Craig the Plumber: Uh, Beck... whatever is clogged in there isn't coming out. You need a new toilet.
Me: oh shit.
Craig the Plumber: No. No, that isn't what's in there.
Me: eh, I know.. I just... nevermind.
Craig the Plumber: Well, if it matters any, that toilet you have is really really old. I haven't even seen one of this brand in years. Now, we have toilets on the truck, but we charge a huge overhead on them. Are you near a Home Depot?
Me: Yeah.
Craig the Plumber: Ok. Why don't you go run and pick one up while I take apart this old one and we won't charge you for the snaking at all, just for the toilet installation. Ya know, it could be anything in there. Last week I had a job where we couldn't get the clog out. The whole toilet had to be removed and we took it outside and smashed it to see what the obstruction was. It turned out to be a tiny picture of Saint Anthony. Isn't that weird?
Me: Yeah, that is weird.

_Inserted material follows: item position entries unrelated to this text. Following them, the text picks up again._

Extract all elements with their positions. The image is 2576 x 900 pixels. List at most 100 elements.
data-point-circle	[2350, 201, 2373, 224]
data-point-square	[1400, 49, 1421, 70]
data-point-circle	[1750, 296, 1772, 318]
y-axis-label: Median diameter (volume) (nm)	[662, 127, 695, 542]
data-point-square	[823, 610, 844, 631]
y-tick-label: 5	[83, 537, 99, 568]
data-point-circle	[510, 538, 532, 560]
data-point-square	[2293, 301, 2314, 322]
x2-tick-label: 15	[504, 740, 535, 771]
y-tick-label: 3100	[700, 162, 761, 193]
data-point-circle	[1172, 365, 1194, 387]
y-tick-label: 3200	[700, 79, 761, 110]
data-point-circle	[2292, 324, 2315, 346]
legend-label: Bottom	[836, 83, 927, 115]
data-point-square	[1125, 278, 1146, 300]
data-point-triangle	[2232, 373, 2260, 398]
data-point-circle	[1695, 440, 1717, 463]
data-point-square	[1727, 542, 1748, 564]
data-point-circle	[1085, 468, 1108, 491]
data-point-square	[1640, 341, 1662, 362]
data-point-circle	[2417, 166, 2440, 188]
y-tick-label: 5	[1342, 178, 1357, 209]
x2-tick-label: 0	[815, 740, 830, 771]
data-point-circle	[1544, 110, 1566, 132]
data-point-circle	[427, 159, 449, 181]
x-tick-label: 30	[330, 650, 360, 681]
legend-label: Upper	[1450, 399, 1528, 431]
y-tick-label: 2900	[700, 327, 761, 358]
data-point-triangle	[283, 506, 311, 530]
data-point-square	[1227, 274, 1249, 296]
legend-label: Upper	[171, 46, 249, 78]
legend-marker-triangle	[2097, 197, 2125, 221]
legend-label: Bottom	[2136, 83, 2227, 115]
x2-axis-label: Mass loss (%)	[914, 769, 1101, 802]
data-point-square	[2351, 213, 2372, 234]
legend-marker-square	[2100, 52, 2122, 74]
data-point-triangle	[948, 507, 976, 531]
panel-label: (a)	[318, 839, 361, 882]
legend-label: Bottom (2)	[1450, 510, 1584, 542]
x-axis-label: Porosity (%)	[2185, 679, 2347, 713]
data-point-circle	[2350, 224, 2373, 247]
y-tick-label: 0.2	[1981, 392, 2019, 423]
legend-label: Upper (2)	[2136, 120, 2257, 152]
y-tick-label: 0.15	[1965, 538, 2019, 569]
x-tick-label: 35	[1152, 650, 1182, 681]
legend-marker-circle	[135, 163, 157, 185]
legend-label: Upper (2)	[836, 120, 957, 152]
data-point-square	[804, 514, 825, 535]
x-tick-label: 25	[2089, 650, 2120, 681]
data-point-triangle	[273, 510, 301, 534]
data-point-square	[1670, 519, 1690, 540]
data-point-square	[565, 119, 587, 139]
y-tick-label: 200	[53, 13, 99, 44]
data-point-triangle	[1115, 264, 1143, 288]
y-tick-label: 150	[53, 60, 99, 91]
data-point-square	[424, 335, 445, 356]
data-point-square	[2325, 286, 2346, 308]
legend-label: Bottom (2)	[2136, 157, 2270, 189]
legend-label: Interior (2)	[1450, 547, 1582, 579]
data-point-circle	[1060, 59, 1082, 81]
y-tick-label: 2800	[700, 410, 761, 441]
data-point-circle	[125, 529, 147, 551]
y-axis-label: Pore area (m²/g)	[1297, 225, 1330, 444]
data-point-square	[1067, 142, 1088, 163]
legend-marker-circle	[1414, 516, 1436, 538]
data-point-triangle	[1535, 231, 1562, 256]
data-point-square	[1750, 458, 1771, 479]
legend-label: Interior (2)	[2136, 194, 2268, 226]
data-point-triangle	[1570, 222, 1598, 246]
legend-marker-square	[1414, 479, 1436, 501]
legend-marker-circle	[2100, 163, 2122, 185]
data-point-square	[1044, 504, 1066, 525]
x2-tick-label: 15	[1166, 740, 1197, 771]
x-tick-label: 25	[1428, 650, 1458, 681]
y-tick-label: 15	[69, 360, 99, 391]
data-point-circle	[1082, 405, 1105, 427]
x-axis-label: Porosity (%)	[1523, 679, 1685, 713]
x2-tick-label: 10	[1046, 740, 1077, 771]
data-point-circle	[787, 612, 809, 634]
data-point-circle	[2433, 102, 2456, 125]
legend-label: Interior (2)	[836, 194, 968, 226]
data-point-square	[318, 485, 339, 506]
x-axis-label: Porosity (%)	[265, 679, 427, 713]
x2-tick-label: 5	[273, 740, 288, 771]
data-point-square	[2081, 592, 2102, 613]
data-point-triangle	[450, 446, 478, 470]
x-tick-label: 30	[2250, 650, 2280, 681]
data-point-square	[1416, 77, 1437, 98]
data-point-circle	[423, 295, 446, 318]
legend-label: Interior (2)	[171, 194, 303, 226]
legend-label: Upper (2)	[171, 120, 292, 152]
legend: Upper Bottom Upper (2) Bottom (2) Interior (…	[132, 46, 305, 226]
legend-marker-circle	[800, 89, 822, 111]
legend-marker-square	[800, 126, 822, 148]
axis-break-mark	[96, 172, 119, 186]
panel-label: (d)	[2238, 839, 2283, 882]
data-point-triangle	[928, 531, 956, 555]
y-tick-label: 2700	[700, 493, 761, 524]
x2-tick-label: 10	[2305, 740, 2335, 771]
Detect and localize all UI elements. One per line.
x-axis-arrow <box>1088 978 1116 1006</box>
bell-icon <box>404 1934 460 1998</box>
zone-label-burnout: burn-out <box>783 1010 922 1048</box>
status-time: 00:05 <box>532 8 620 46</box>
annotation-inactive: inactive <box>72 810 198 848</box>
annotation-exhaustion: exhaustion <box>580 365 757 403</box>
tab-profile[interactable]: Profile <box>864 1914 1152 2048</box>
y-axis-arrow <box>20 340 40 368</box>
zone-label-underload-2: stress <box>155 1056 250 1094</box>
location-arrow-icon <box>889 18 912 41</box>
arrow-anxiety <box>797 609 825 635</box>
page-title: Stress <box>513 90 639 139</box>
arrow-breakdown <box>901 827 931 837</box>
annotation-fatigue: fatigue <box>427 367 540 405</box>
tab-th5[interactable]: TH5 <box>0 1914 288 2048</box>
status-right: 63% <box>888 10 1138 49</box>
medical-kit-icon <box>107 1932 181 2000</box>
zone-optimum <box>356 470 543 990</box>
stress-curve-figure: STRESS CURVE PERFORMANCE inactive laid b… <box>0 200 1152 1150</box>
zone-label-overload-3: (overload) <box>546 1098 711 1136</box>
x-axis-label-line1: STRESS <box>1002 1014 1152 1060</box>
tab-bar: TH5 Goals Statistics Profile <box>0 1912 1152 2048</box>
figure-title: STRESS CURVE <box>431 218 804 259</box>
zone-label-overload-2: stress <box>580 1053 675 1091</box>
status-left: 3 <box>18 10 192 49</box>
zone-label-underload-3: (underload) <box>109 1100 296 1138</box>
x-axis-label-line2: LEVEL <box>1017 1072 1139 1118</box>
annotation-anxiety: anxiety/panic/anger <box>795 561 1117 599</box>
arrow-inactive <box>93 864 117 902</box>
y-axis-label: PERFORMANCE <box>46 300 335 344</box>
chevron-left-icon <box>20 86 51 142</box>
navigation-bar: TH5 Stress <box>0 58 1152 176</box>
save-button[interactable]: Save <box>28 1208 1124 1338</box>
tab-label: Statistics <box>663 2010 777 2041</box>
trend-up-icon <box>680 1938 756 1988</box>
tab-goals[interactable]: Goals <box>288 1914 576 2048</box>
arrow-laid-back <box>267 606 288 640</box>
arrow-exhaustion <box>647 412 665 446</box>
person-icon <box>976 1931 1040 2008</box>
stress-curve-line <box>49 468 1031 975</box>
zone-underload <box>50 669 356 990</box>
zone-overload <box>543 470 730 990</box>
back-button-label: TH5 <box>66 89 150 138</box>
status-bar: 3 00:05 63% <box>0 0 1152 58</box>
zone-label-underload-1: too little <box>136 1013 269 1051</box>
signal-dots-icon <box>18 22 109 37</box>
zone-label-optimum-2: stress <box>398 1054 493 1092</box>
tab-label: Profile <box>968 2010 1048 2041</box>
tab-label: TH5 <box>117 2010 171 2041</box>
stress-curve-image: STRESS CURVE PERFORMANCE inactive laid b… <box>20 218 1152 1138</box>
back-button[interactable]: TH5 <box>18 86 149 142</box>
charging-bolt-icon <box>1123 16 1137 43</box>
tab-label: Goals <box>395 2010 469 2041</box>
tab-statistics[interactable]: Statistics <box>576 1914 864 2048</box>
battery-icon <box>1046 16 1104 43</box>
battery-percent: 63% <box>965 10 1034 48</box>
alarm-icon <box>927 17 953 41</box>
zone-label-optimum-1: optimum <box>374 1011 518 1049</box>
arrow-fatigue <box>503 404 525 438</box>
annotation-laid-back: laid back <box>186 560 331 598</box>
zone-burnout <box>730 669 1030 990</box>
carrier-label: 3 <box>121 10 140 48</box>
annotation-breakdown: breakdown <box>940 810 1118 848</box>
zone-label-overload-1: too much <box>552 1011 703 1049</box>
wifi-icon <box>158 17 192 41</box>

How much do toilets cost?
(This is very nice of him to not make me buy on of his rip-off truck toilets, so I run to that big orange savior and pick out the cheapest setup I can find. Whatever.. I'll upgrade to a "luxury" toilet when I win the lottery.)

I come back with my economy crapper and he looks at the box, raises his eyebrows and says he hopes it will work out. He dissed my new John!

I go back into my office to work while Craig the Plumber and the intern install my toilet. I hear a cell phone ring and some hushed talk in excited tones. Craig the Plumber comes out of the bathroom...

Craig the Plumber: Uh, Beck... my wife's water just broke. I have to go, right now. We'll send someone to finish up the job. I'm sorry.
Me: oh! Congratulations!
Before I get out the "ulations", he's already back in the bathroom trying to quickly pick up all the packing materials from the cheapo throne. I run in there and tell him: "Go! Go! I can clean this up. You go!"

He thanks me and dashes down my front steps, his little intern clipping at his heels. The big red truck races down the street, leaving me alone with my half-installed toilet.

So right now I'm waiting for the relief plumber to get here and I hope he gets here soon, because I have to pee.